I've written a website crawler in C using libcurl that can scrape text content from any website if we wished.
However, what we need is to be able to crawl password-protected websites, such as large news publishers, with valid subscriptions. So we have a username / password for these sites.

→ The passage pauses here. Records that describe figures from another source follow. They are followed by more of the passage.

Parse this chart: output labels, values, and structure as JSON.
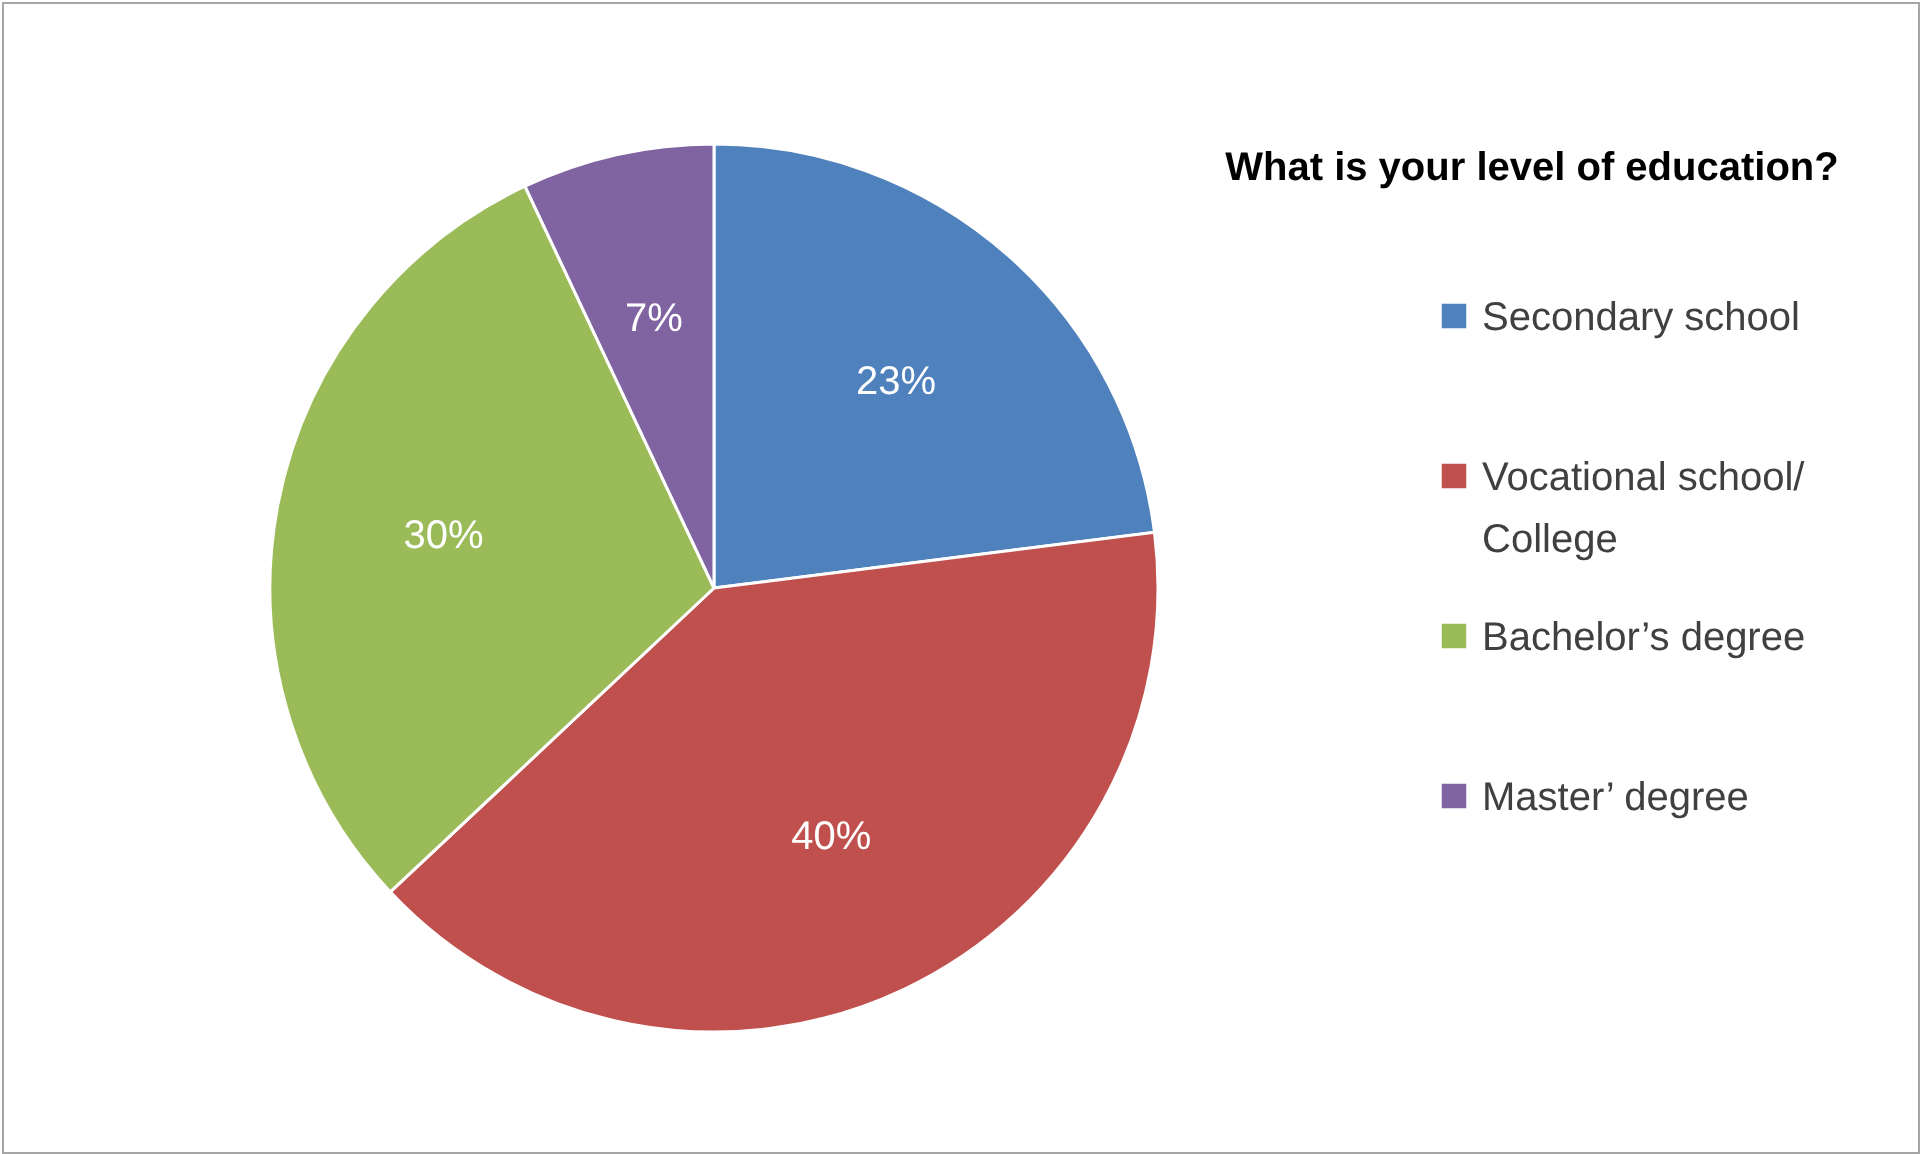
{
  "chart_data": {
    "type": "pie",
    "title": "What is your level of education?",
    "categories": [
      "Secondary school",
      "Vocational school/\nCollege",
      "Bachelor’s degree",
      "Master’ degree"
    ],
    "values": [
      23,
      40,
      30,
      7
    ],
    "colors": [
      "#4f81bd",
      "#c0504d",
      "#9bbb59",
      "#8064a2"
    ],
    "value_labels": [
      "23%",
      "40%",
      "30%",
      "7%"
    ],
    "legend": "right"
  }
}
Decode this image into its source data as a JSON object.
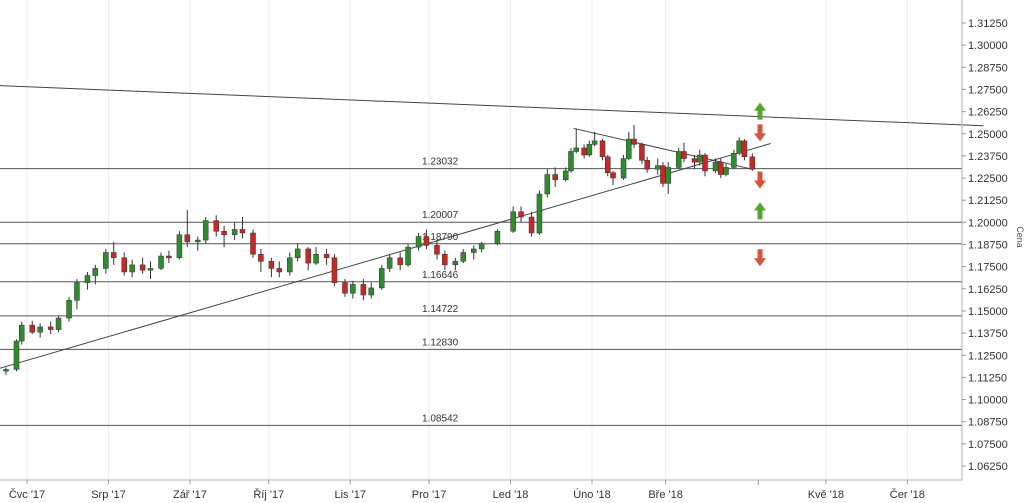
{
  "chart_data": {
    "type": "candlestick",
    "y_axis_title": "Cena",
    "ylim": [
      1.05625,
      1.3175
    ],
    "y_ticks": [
      "1.31250",
      "1.30000",
      "1.28750",
      "1.27500",
      "1.26250",
      "1.25000",
      "1.23750",
      "1.22500",
      "1.21250",
      "1.20000",
      "1.18750",
      "1.17500",
      "1.16250",
      "1.15000",
      "1.13750",
      "1.12500",
      "1.11250",
      "1.10000",
      "1.08750",
      "1.07500",
      "1.06250"
    ],
    "x_ticks": [
      "Čvc '17",
      "Srp '17",
      "Zář '17",
      "Říj '17",
      "Lis '17",
      "Pro '17",
      "Led '18",
      "Úno '18",
      "Bře '18",
      "Kvě '18",
      "Čer '18"
    ],
    "levels": [
      {
        "value": 1.23032,
        "label": "1.23032"
      },
      {
        "value": 1.20007,
        "label": "1.20007"
      },
      {
        "value": 1.1879,
        "label": "1.18790"
      },
      {
        "value": 1.16646,
        "label": "1.16646"
      },
      {
        "value": 1.14722,
        "label": "1.14722"
      },
      {
        "value": 1.1283,
        "label": "1.12830"
      },
      {
        "value": 1.08542,
        "label": "1.08542"
      }
    ],
    "trendlines": [
      {
        "name": "long-resistance",
        "from": [
          "2017-06-15",
          1.2775
        ],
        "to": [
          "2018-06-30",
          1.2545
        ]
      },
      {
        "name": "long-support",
        "from": [
          "2017-06-15",
          1.1152
        ],
        "to": [
          "2018-04-10",
          1.2445
        ]
      },
      {
        "name": "triangle-upper",
        "from": [
          "2018-01-25",
          1.253
        ],
        "to": [
          "2018-04-03",
          1.23
        ]
      }
    ],
    "arrows": [
      {
        "direction": "up",
        "value": 1.2625,
        "color": "#55a630"
      },
      {
        "direction": "down",
        "value": 1.2508,
        "color": "#d4553b"
      },
      {
        "direction": "down",
        "value": 1.2242,
        "color": "#d4553b"
      },
      {
        "direction": "up",
        "value": 1.2062,
        "color": "#55a630"
      },
      {
        "direction": "down",
        "value": 1.1803,
        "color": "#d4553b"
      }
    ],
    "series": [
      {
        "date": "2017-06-16",
        "o": 1.1155,
        "h": 1.1175,
        "l": 1.112,
        "c": 1.116
      },
      {
        "date": "2017-06-23",
        "o": 1.116,
        "h": 1.118,
        "l": 1.114,
        "c": 1.117
      },
      {
        "date": "2017-06-27",
        "o": 1.117,
        "h": 1.134,
        "l": 1.116,
        "c": 1.133
      },
      {
        "date": "2017-06-29",
        "o": 1.133,
        "h": 1.144,
        "l": 1.131,
        "c": 1.142
      },
      {
        "date": "2017-07-03",
        "o": 1.142,
        "h": 1.1445,
        "l": 1.137,
        "c": 1.138
      },
      {
        "date": "2017-07-06",
        "o": 1.138,
        "h": 1.143,
        "l": 1.135,
        "c": 1.141
      },
      {
        "date": "2017-07-10",
        "o": 1.141,
        "h": 1.144,
        "l": 1.137,
        "c": 1.1395
      },
      {
        "date": "2017-07-13",
        "o": 1.1395,
        "h": 1.147,
        "l": 1.138,
        "c": 1.146
      },
      {
        "date": "2017-07-17",
        "o": 1.146,
        "h": 1.158,
        "l": 1.144,
        "c": 1.156
      },
      {
        "date": "2017-07-20",
        "o": 1.156,
        "h": 1.168,
        "l": 1.151,
        "c": 1.166
      },
      {
        "date": "2017-07-24",
        "o": 1.166,
        "h": 1.172,
        "l": 1.162,
        "c": 1.17
      },
      {
        "date": "2017-07-27",
        "o": 1.17,
        "h": 1.176,
        "l": 1.165,
        "c": 1.174
      },
      {
        "date": "2017-07-31",
        "o": 1.174,
        "h": 1.185,
        "l": 1.171,
        "c": 1.183
      },
      {
        "date": "2017-08-03",
        "o": 1.183,
        "h": 1.189,
        "l": 1.176,
        "c": 1.18
      },
      {
        "date": "2017-08-07",
        "o": 1.18,
        "h": 1.183,
        "l": 1.17,
        "c": 1.172
      },
      {
        "date": "2017-08-10",
        "o": 1.172,
        "h": 1.179,
        "l": 1.169,
        "c": 1.176
      },
      {
        "date": "2017-08-14",
        "o": 1.176,
        "h": 1.18,
        "l": 1.171,
        "c": 1.173
      },
      {
        "date": "2017-08-17",
        "o": 1.173,
        "h": 1.178,
        "l": 1.168,
        "c": 1.174
      },
      {
        "date": "2017-08-21",
        "o": 1.174,
        "h": 1.183,
        "l": 1.173,
        "c": 1.181
      },
      {
        "date": "2017-08-24",
        "o": 1.181,
        "h": 1.184,
        "l": 1.177,
        "c": 1.18
      },
      {
        "date": "2017-08-28",
        "o": 1.18,
        "h": 1.195,
        "l": 1.179,
        "c": 1.193
      },
      {
        "date": "2017-08-31",
        "o": 1.193,
        "h": 1.207,
        "l": 1.186,
        "c": 1.189
      },
      {
        "date": "2017-09-04",
        "o": 1.189,
        "h": 1.192,
        "l": 1.184,
        "c": 1.19
      },
      {
        "date": "2017-09-07",
        "o": 1.19,
        "h": 1.203,
        "l": 1.188,
        "c": 1.201
      },
      {
        "date": "2017-09-11",
        "o": 1.201,
        "h": 1.204,
        "l": 1.192,
        "c": 1.195
      },
      {
        "date": "2017-09-14",
        "o": 1.195,
        "h": 1.198,
        "l": 1.186,
        "c": 1.193
      },
      {
        "date": "2017-09-18",
        "o": 1.193,
        "h": 1.2,
        "l": 1.19,
        "c": 1.196
      },
      {
        "date": "2017-09-21",
        "o": 1.196,
        "h": 1.203,
        "l": 1.191,
        "c": 1.194
      },
      {
        "date": "2017-09-25",
        "o": 1.194,
        "h": 1.196,
        "l": 1.18,
        "c": 1.182
      },
      {
        "date": "2017-09-28",
        "o": 1.182,
        "h": 1.185,
        "l": 1.172,
        "c": 1.178
      },
      {
        "date": "2017-10-02",
        "o": 1.178,
        "h": 1.18,
        "l": 1.169,
        "c": 1.174
      },
      {
        "date": "2017-10-05",
        "o": 1.174,
        "h": 1.178,
        "l": 1.169,
        "c": 1.172
      },
      {
        "date": "2017-10-09",
        "o": 1.172,
        "h": 1.183,
        "l": 1.17,
        "c": 1.18
      },
      {
        "date": "2017-10-12",
        "o": 1.18,
        "h": 1.188,
        "l": 1.178,
        "c": 1.185
      },
      {
        "date": "2017-10-16",
        "o": 1.185,
        "h": 1.186,
        "l": 1.173,
        "c": 1.177
      },
      {
        "date": "2017-10-19",
        "o": 1.177,
        "h": 1.186,
        "l": 1.176,
        "c": 1.182
      },
      {
        "date": "2017-10-23",
        "o": 1.182,
        "h": 1.185,
        "l": 1.176,
        "c": 1.18
      },
      {
        "date": "2017-10-26",
        "o": 1.18,
        "h": 1.182,
        "l": 1.164,
        "c": 1.166
      },
      {
        "date": "2017-10-30",
        "o": 1.166,
        "h": 1.168,
        "l": 1.158,
        "c": 1.16
      },
      {
        "date": "2017-11-02",
        "o": 1.16,
        "h": 1.167,
        "l": 1.157,
        "c": 1.165
      },
      {
        "date": "2017-11-06",
        "o": 1.165,
        "h": 1.168,
        "l": 1.156,
        "c": 1.159
      },
      {
        "date": "2017-11-09",
        "o": 1.159,
        "h": 1.166,
        "l": 1.157,
        "c": 1.163
      },
      {
        "date": "2017-11-13",
        "o": 1.163,
        "h": 1.176,
        "l": 1.162,
        "c": 1.174
      },
      {
        "date": "2017-11-16",
        "o": 1.174,
        "h": 1.182,
        "l": 1.172,
        "c": 1.18
      },
      {
        "date": "2017-11-20",
        "o": 1.18,
        "h": 1.183,
        "l": 1.173,
        "c": 1.176
      },
      {
        "date": "2017-11-23",
        "o": 1.176,
        "h": 1.188,
        "l": 1.175,
        "c": 1.186
      },
      {
        "date": "2017-11-27",
        "o": 1.186,
        "h": 1.194,
        "l": 1.184,
        "c": 1.192
      },
      {
        "date": "2017-11-30",
        "o": 1.192,
        "h": 1.196,
        "l": 1.185,
        "c": 1.187
      },
      {
        "date": "2017-12-04",
        "o": 1.187,
        "h": 1.19,
        "l": 1.179,
        "c": 1.182
      },
      {
        "date": "2017-12-07",
        "o": 1.182,
        "h": 1.184,
        "l": 1.173,
        "c": 1.176
      },
      {
        "date": "2017-12-11",
        "o": 1.176,
        "h": 1.18,
        "l": 1.173,
        "c": 1.178
      },
      {
        "date": "2017-12-14",
        "o": 1.178,
        "h": 1.185,
        "l": 1.177,
        "c": 1.183
      },
      {
        "date": "2017-12-18",
        "o": 1.183,
        "h": 1.187,
        "l": 1.179,
        "c": 1.185
      },
      {
        "date": "2017-12-21",
        "o": 1.185,
        "h": 1.189,
        "l": 1.183,
        "c": 1.188
      },
      {
        "date": "2017-12-27",
        "o": 1.188,
        "h": 1.196,
        "l": 1.187,
        "c": 1.195
      },
      {
        "date": "2018-01-02",
        "o": 1.195,
        "h": 1.209,
        "l": 1.194,
        "c": 1.206
      },
      {
        "date": "2018-01-05",
        "o": 1.206,
        "h": 1.209,
        "l": 1.2,
        "c": 1.203
      },
      {
        "date": "2018-01-09",
        "o": 1.203,
        "h": 1.206,
        "l": 1.192,
        "c": 1.194
      },
      {
        "date": "2018-01-12",
        "o": 1.194,
        "h": 1.218,
        "l": 1.193,
        "c": 1.216
      },
      {
        "date": "2018-01-15",
        "o": 1.216,
        "h": 1.23,
        "l": 1.214,
        "c": 1.227
      },
      {
        "date": "2018-01-18",
        "o": 1.227,
        "h": 1.231,
        "l": 1.22,
        "c": 1.224
      },
      {
        "date": "2018-01-22",
        "o": 1.224,
        "h": 1.231,
        "l": 1.223,
        "c": 1.229
      },
      {
        "date": "2018-01-24",
        "o": 1.229,
        "h": 1.242,
        "l": 1.228,
        "c": 1.24
      },
      {
        "date": "2018-01-26",
        "o": 1.24,
        "h": 1.253,
        "l": 1.239,
        "c": 1.242
      },
      {
        "date": "2018-01-29",
        "o": 1.242,
        "h": 1.244,
        "l": 1.236,
        "c": 1.238
      },
      {
        "date": "2018-01-31",
        "o": 1.238,
        "h": 1.246,
        "l": 1.237,
        "c": 1.244
      },
      {
        "date": "2018-02-02",
        "o": 1.244,
        "h": 1.251,
        "l": 1.243,
        "c": 1.246
      },
      {
        "date": "2018-02-05",
        "o": 1.246,
        "h": 1.247,
        "l": 1.235,
        "c": 1.237
      },
      {
        "date": "2018-02-07",
        "o": 1.237,
        "h": 1.238,
        "l": 1.226,
        "c": 1.228
      },
      {
        "date": "2018-02-09",
        "o": 1.228,
        "h": 1.229,
        "l": 1.221,
        "c": 1.225
      },
      {
        "date": "2018-02-13",
        "o": 1.225,
        "h": 1.238,
        "l": 1.224,
        "c": 1.236
      },
      {
        "date": "2018-02-15",
        "o": 1.236,
        "h": 1.251,
        "l": 1.235,
        "c": 1.247
      },
      {
        "date": "2018-02-17",
        "o": 1.247,
        "h": 1.255,
        "l": 1.242,
        "c": 1.244
      },
      {
        "date": "2018-02-20",
        "o": 1.244,
        "h": 1.245,
        "l": 1.233,
        "c": 1.235
      },
      {
        "date": "2018-02-22",
        "o": 1.235,
        "h": 1.237,
        "l": 1.228,
        "c": 1.23
      },
      {
        "date": "2018-02-26",
        "o": 1.23,
        "h": 1.236,
        "l": 1.227,
        "c": 1.232
      },
      {
        "date": "2018-02-28",
        "o": 1.232,
        "h": 1.234,
        "l": 1.22,
        "c": 1.222
      },
      {
        "date": "2018-03-02",
        "o": 1.222,
        "h": 1.234,
        "l": 1.216,
        "c": 1.231
      },
      {
        "date": "2018-03-06",
        "o": 1.231,
        "h": 1.242,
        "l": 1.23,
        "c": 1.24
      },
      {
        "date": "2018-03-08",
        "o": 1.24,
        "h": 1.245,
        "l": 1.234,
        "c": 1.236
      },
      {
        "date": "2018-03-12",
        "o": 1.236,
        "h": 1.238,
        "l": 1.23,
        "c": 1.234
      },
      {
        "date": "2018-03-14",
        "o": 1.234,
        "h": 1.241,
        "l": 1.232,
        "c": 1.238
      },
      {
        "date": "2018-03-16",
        "o": 1.238,
        "h": 1.239,
        "l": 1.226,
        "c": 1.229
      },
      {
        "date": "2018-03-20",
        "o": 1.229,
        "h": 1.236,
        "l": 1.228,
        "c": 1.234
      },
      {
        "date": "2018-03-22",
        "o": 1.234,
        "h": 1.236,
        "l": 1.225,
        "c": 1.227
      },
      {
        "date": "2018-03-24",
        "o": 1.227,
        "h": 1.233,
        "l": 1.226,
        "c": 1.231
      },
      {
        "date": "2018-03-27",
        "o": 1.231,
        "h": 1.241,
        "l": 1.23,
        "c": 1.239
      },
      {
        "date": "2018-03-29",
        "o": 1.239,
        "h": 1.248,
        "l": 1.238,
        "c": 1.246
      },
      {
        "date": "2018-03-31",
        "o": 1.246,
        "h": 1.247,
        "l": 1.235,
        "c": 1.237
      },
      {
        "date": "2018-04-03",
        "o": 1.237,
        "h": 1.239,
        "l": 1.229,
        "c": 1.23
      }
    ]
  }
}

Can anybody offer advice on achieving this using libcurl. I'm aware you can add in the username/password into libcurl options. I thought that doing this, and simply accessing the right page that may be password protected, would be all there is to it. Here's an excerpt of the CURL code:
curl_easy_setopt(curlTestHandle, CURLOPT_URL, "mypasswordprotectedwebsiteurl");
curl_easy_setopt(curlTestHandle, CURLOPT_WRITEFUNCTION, WriteMemoryCallback);
curl_easy_setopt(curlTestHandle, CURLOPT_FOLLOWLOCATION, 1);
curl_easy_setopt(curlTestHandle, CURLOPT_MAXREDIRS, 5);
curl_easy_setopt(curlTestHandle, CURLOPT_USERPWD, "myusername:mypassword");
res = curl_easy_perform(curlTestHandle);
curl_easy_getinfo (curlTestHandle, CURLINFO_RESPONSE_CODE, &httpResponse);
However, perhaps I'm simplifying it too much? And perhaps it may work with some websites, but not others? Has anybody done and achieved a similar thing?
Thanks,
Manoj